Drinkers and their problems have long been the focus of research surrounding drinking habits. In recent years, a new perspective, ‘alcohol’s harm to others’ (HTO) has attracted important global attention. HTO is the second-hand effects of drinking, or the collateral damage of alcohol.

“Our work on alcohol’s harm to others started from the assumption that most of the discussion and literature was about harm to the drinker,” says Distinguished Professor Robin Room, from The Centre for Alcohol Policy and Research (CAPR) at La Trobe University. “But the drinker has major relationships with families, friends, co-workers and even strangers. There is also a good deal of harm that happens to others because of someone’s drinking.”

“Injuries, financial or mental health problems are consequences that affects someone other than the drinker,” says Professor Room. “In modern Australian society, traffic injuries and damage from drink-driving has also been recognised as the result of alcohol’s harm to others.”

Professor Room, along with CAPR member Dr Anne-Marie Laslett and other collaborators, began research on HTO projects about in 2008, supported by the Foundation for Alcohol Research and Education. This led to a collaboration with the World Health Organization (WHO) in 2009, who had begun an initiative on alcohol related themes.

“We worked with the WHO to develop a study across eight countries,” says Dr Laslett. “Not only could we look at what was happening in Australia, we could compare the harms that people were experiencing from other people’s drinking from several different countries.”

The research was funded by WHO, Thai Health Promotion Foundation (ThaiHealth) and later a National Health and Medica Research Council (NHMRC) grant, funding the comparison of alcohol-related data from Australia and New Zealand with that of low and middle income countries around the world.

The study focused on a range of alcohol related harm to others, from severe outcomes such as sexual assault to minor effects, like the loss of friendship or stable housing due to the drinking habits of others.

The research has led to the publication of more than 40 papers on alcohol’s harm to others in Australia, while the global collaboration with WHO has been published as a book called Harm to Others from Drinking: Patterns in Nine Societies. The book contains data and analysis from Thailand, Chile, India, Lao People’s Democratic Republic, Nigeria, Sri Lanka, Vietnam, Australia and New Zealand.
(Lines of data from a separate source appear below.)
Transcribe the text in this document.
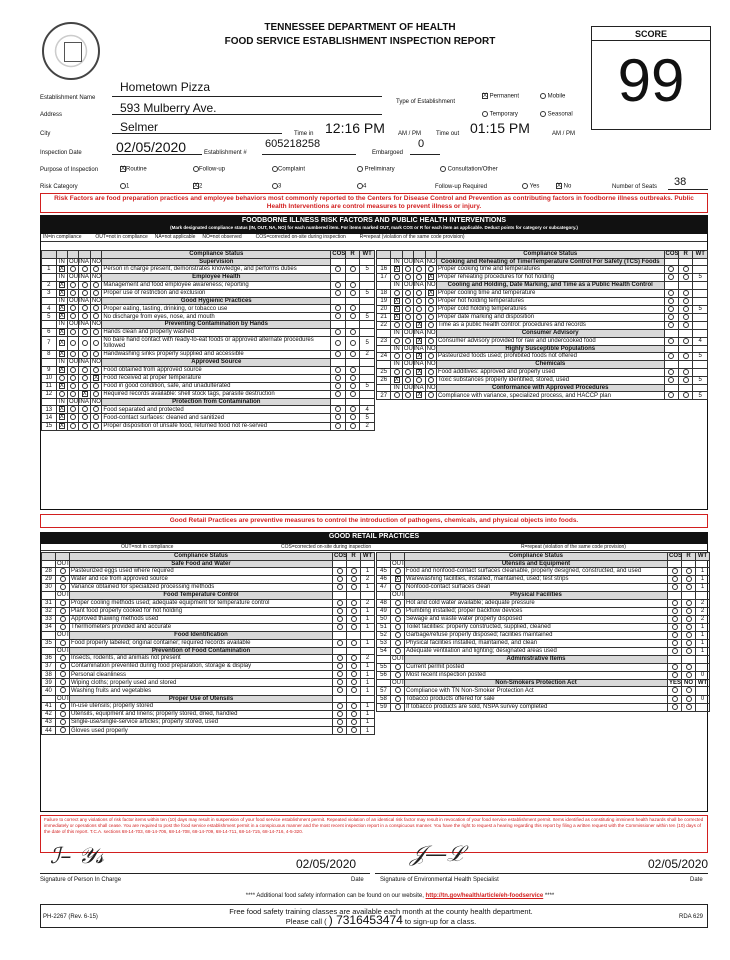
TENNESSEE DEPARTMENT OF HEALTH
FOOD SERVICE ESTABLISHMENT INSPECTION REPORT
SCORE
99
Establishment Name
Hometown Pizza
Address	593 Mulberry Ave.
City	Selmer	Time in 12:16 PM AM / PM Time out 01:15 PM	AM / PM
Type of Establishment
X Permanent	Mobile
Temporary	Seasonal
Inspection Date 02/05/2020	Establishment #
605218258
Embargoed
0
Purpose of Inspection	XRoutine	Follow-up	Complaint	Preliminary	Consultation/Other
Risk Category	1	X2	3	4	Follow-up Required	Yes	X No	Number of Seats 38
Risk Factors are food preparation practices and employee behaviors most commonly reported to the Centers for Disease Control and Prevention as contributing factors in foodborne illness outbreaks. Public Health Interventions are control measures to prevent illness or injury.
FOODBORNE ILLNESS RISK FACTORS AND PUBLIC HEALTH INTERVENTIONS
(Mark designated compliance status (IN, OUT, NA, NO) for each numbered item. For items marked OUT, mark COS or R for each item as applicable. Deduct points for category or subcategory.)
IN=in compliance          OUT=not in compliance     NA=not applicable     NO=not observed          COS=corrected on-site during inspection          R=repeat (violation of the same code provision)
					Compliance Status	COS	R	WT
	IN	OUT	NA	NO	Supervision			
1	X				Person in charge present, demonstrates knowledge, and performs duties			5
	IN	OUT	NA	NO	Employee Health			
2	X				Management and food employee awareness; reporting			
3	X				Proper use of restriction and exclusion			5
	IN	OUT	NA	NO	Good Hygienic Practices			
4	X				Proper eating, tasting, drinking, or tobacco use			
5	X				No discharge from eyes, nose, and mouth			5
	IN	OUT	NA	NO	Preventing Contamination by Hands			
6	X				Hands clean and properly washed			
7	X				No bare hand contact with ready-to-eat foods or approved alternate procedures followed			5
8	X				Handwashing sinks properly supplied and accessible			2
	IN	OUT	NA	NO	Approved Source			
9	X				Food obtained from approved source			
10				X	Food received at proper temperature			
11	X				Food in good condition, safe, and unadulterated			5
12			X		Required records available: shell stock tags, parasite destruction			
	IN	OUT	NA	NO	Protection from Contamination			
13	X				Food separated and protected			4
14	X				Food-contact surfaces: cleaned and sanitized			5
15	X				Proper disposition of unsafe food, returned food not re-served			2
					Compliance Status	COS	R	WT
	IN	OUT	NA	NO	Cooking and Reheating of Time/Temperature Control For Safety (TCS) Foods			
16	X				Proper cooking time and temperatures			
17				X	Proper reheating procedures for hot holding			5
	IN	OUT	NA	NO	Cooling and Holding, Date Marking, and Time as a Public Health Control			
18				X	Proper cooling time and temperature			
19	X				Proper hot holding temperatures			
20	X				Proper cold holding temperatures			5
21	X				Proper date marking and disposition			
22			X		Time as a public health control: procedures and records			
	IN	OUT	NA	NO	Consumer Advisory			
23			X		Consumer advisory provided for raw and undercooked food			4
	IN	OUT	NA	NO	Highly Susceptible Populations			
24			X		Pasteurized foods used; prohibited foods not offered			5
	IN	OUT	NA	NO	Chemicals			
25			X		Food additives: approved and properly used			
26	X				Toxic substances properly identified, stored, used			5
	IN	OUT	NA	NO	Conformance with Approved Procedures			
27			X		Compliance with variance, specialized process, and HACCP plan			5
Good Retail Practices are preventive measures to control the introduction of pathogens, chemicals, and physical objects into foods.
GOOD RETAIL PRACTICES
OUT=not in compliance	COS=corrected on-site during inspection	R=repeat (violation of the same code provision)
		Compliance Status	COS	R	WT
	OUT	Safe Food and Water			
28		Pasteurized eggs used where required			1
29		Water and ice from approved source			2
30		Variance obtained for specialized processing methods			1
	OUT	Food Temperature Control			
31		Proper cooling methods used; adequate equipment for temperature control			2
32		Plant food properly cooked for hot holding			1
33		Approved thawing methods used			1
34		Thermometers provided and accurate			1
	OUT	Food Identification			
35		Food properly labeled; original container; required records available			1
	OUT	Prevention of Food Contamination			
36		Insects, rodents, and animals not present			2
37		Contamination prevented during food preparation, storage & display			1
38		Personal cleanliness			1
39		Wiping cloths; properly used and stored			1
40		Washing fruits and vegetables			1
	OUT	Proper Use of Utensils			
41		In-use utensils; properly stored			1
42		Utensils, equipment and linens; properly stored, dried, handled			1
43		Single-use/single-service articles; properly stored, used			1
44		Gloves used properly			1
		Compliance Status	COS	R	WT
	OUT	Utensils and Equipment			
45		Food and nonfood-contact surfaces cleanable, properly designed, constructed, and used			1
46	X	Warewashing facilities, installed, maintained, used; test strips			1
47		Nonfood-contact surfaces clean			1
	OUT	Physical Facilities			
48		Hot and cold water available; adequate pressure			2
49		Plumbing installed; proper backflow devices			2
50		Sewage and waste water properly disposed			2
51		Toilet facilities: properly constructed, supplied, cleaned			1
52		Garbage/refuse properly disposed; facilities maintained			1
53		Physical facilities installed, maintained, and clean			1
54		Adequate ventilation and lighting; designated areas used			1
	OUT	Administrative Items			
55		Current permit posted			
56		Most recent inspection posted			0
	OUT	Non-Smokers Protection Act	YES	NO	WT
57		Compliance with TN Non-Smoker Protection Act			
58		Tobacco products offered for sale			0
59		If tobacco products are sold, NSPA survey completed			
Failure to correct any violations of risk factor items within ten (10) days may result in suspension of your food service establishment permit. Repeated violation of an identical risk factor may result in revocation of your food service establishment permit. Items identified as constituting imminent health hazards shall be corrected immediately or operations shall cease. You are required to post the food service establishment permit in a conspicuous manner and the most recent inspection report in a conspicuous manner. You have the right to request a hearing regarding this report by filing a written request with the Commissioner within ten (10) days of the date of this report. T.C.A. sections 68-14-703, 68-14-706, 68-14-708, 68-14-709, 68-14-711, 68-14-715, 68-14-716, 4-5-320.
ℐ– 𝒴𝓈	02/05/2020
Signature of Person In Charge	Date
𝒥—ℒ	02/05/2020
Signature of Environmental Health Specialist	Date
**** Additional food safety information can be found on our website, http://tn.gov/health/article/eh-foodservice ****
PH-2267 (Rev. 6-15)
Free food safety training classes are available each month at the county health department.
Please call ( ) 7316453474 to sign-up for a class.	RDA 629
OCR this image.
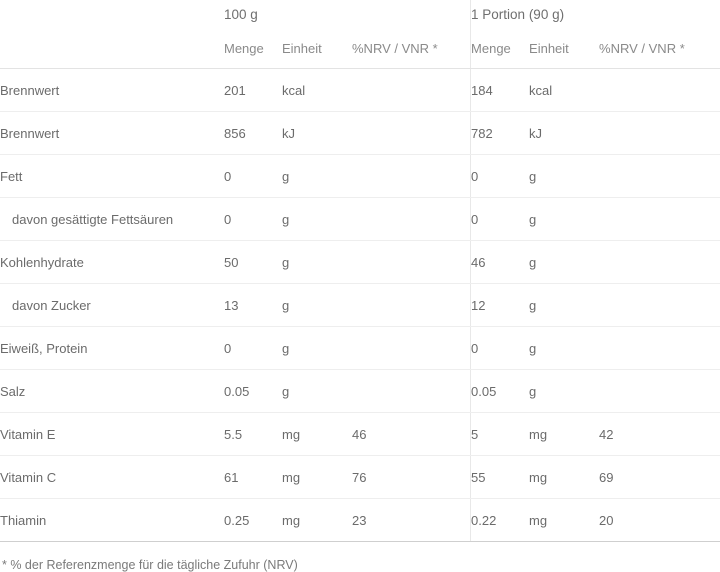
	100 g			1 Portion (90 g)		
	Menge	Einheit	%NRV / VNR *		Menge	Einheit	%NRV / VNR *
Brennwert	201	kcal			184	kcal	
Brennwert	856	kJ			782	kJ	
Fett	0	g			0	g	
davon gesättigte Fettsäuren	0	g			0	g	
Kohlenhydrate	50	g			46	g	
davon Zucker	13	g			12	g	
Eiweiß, Protein	0	g			0	g	
Salz	0.05	g			0.05	g	
Vitamin E	5.5	mg	46		5	mg	42
Vitamin C	61	mg	76		55	mg	69
Thiamin	0.25	mg	23		0.22	mg	20
* % der Referenzmenge für die tägliche Zufuhr (NRV)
The group has received a new ARC Linkage Grant, allowing a new study to commence in 2021.

“Since the publication of the book we’ve continued our global collaborative research, taking the data collected by each national team in their country and developing a comparative analysis,” says Professor Room. “This has led to a broader, global understanding of the effects of alcohol on others, which can better inform policy and treatment recommendations in the future.”